A frase terá passado despercebida, a semana passada, na comissão de inquérito à gestão da TAP. Inquiridos pelas excelências - que é o tratamento devido aos senhores deputados da nação, que nos representam, porque neles depositamos o nosso voto - o inspetor-geral de Finanças, que foi o responsável pela emissão de um parecer que deu argumentos ao governo para "demitir" a presidente executiva da TAP e o seu chairman afirmou, diante da comissão, que não "ouviu" a presidente da TAP antes de elaborar o parecer, por uma questão "de língua". Argumentava este alto funcionário público, que já tinha escutado a senhora numa outra ocasião, naquele mesmo parlamento, e que ela não teria respondido de forma direta às perguntas feitas pelos deputados, porque "não entendia" as perguntas» uma vez que, como se sabe, a presidente-executiva da TAP é francesa e domina mal o português. Vai daí, e o inspetor-geral de Finanças entendeu, do alto da sua sapiência, que se dispensava a si mesmo de questionar a presidente executiva da TAP. Até poderia tê-lo feito, se considerasse que não tinha de o fazer, que uma eventual conversa ou inquirição não traria nada de novo, ou porque os dados recolhidos até ao momento eram bastantes para formular um parecer sem se dar ao trabalho de fazer o contraditório.
Mas o inspetor-geral de Finanças não teve em conta nada disto. Limitou-se a decidir que não queria falar com a presidente da TAP porque, como ela "não entende as perguntas", não obteria as respostas que, caso ela entendesse as perguntas, poderia obter.

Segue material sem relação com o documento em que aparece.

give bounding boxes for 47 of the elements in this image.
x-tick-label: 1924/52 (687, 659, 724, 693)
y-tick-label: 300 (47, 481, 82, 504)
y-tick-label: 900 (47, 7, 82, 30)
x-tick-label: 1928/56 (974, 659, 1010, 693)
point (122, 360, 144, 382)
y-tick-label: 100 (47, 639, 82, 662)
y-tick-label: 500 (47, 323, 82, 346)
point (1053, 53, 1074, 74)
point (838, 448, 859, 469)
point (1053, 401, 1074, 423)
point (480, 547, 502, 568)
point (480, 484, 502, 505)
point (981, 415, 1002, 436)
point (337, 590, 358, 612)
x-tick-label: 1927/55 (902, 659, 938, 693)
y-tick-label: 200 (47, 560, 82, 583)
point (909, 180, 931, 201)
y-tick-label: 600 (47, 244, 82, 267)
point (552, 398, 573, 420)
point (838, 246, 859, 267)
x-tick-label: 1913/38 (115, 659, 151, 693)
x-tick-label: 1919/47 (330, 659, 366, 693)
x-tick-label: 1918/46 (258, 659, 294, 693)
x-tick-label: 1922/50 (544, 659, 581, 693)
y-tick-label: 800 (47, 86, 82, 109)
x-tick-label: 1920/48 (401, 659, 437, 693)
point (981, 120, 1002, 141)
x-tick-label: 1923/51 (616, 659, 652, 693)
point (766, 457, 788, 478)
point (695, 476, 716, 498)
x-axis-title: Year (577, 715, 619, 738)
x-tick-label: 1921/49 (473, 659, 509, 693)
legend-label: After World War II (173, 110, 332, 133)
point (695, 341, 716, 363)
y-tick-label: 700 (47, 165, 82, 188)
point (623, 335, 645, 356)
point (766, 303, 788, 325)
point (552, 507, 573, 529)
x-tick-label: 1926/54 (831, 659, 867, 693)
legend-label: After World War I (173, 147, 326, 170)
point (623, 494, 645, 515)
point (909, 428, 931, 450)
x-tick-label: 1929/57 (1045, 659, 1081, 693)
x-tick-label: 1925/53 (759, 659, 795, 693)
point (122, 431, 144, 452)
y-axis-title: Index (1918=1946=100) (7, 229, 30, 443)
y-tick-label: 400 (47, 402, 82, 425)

A profunda maçada com que o inspetor-geral de Finanças, na comissão de inquérito, se referiu à presidente da TAP e à dificuldade da gestora em exprimir-se e entender português quase toca um ato de xenofobia e é de um chauvinismo que tantas vezes associamos aos franceses. A explicação dada pelo inspetor-geral de Finanças é, além do mais, de uma displicência, arrogância e desprezo que, precisamente por ser um alto funcionário público, não se pode nem aceitar, nem deixar passar em claro.
Se a presidente da TAP não fala bem português e o inspetor-geral de Finanças não fala francês - nem a isso é obrigado - não é preciso ir fazer um doutoramento em Cience Po, na Sorbonne, para saber o que há a fazer - chamar um tradutor e, desta forma, quer a presidente da TAP, quer o Inspetor Geral de Finanças poderiam entender-se, ainda que falando idiomas diferentes.
A Inspeção Geral de Finanças não é um tribunal. Mas fazer o contraditório, pedir explicações às várias partes envolvidas e recolher o máximo de informação possível faz parte de um trabalho minucioso e rigoroso e dá garantias de que, quando terminado, e depois se homologado, o parecer está blindado.
Deste modo, o parecer passa a ser mesmo isso: parece que; porque, tal como neste caso, alegando as dificuldades da língua, temos a obrigação de ficar de pé atrás em relação aos próximos pareceres. Podem estar incompletos ou sem dar atenção a uma qualquer das partes envolvidas, simplesmente porque o diretor decide não interrogar alguém porque não fala a mesma "língua", não tomou banho, usa cabelo comprido, expressa-se mal, dá respostas longas ou não tem um tom de voz adequado.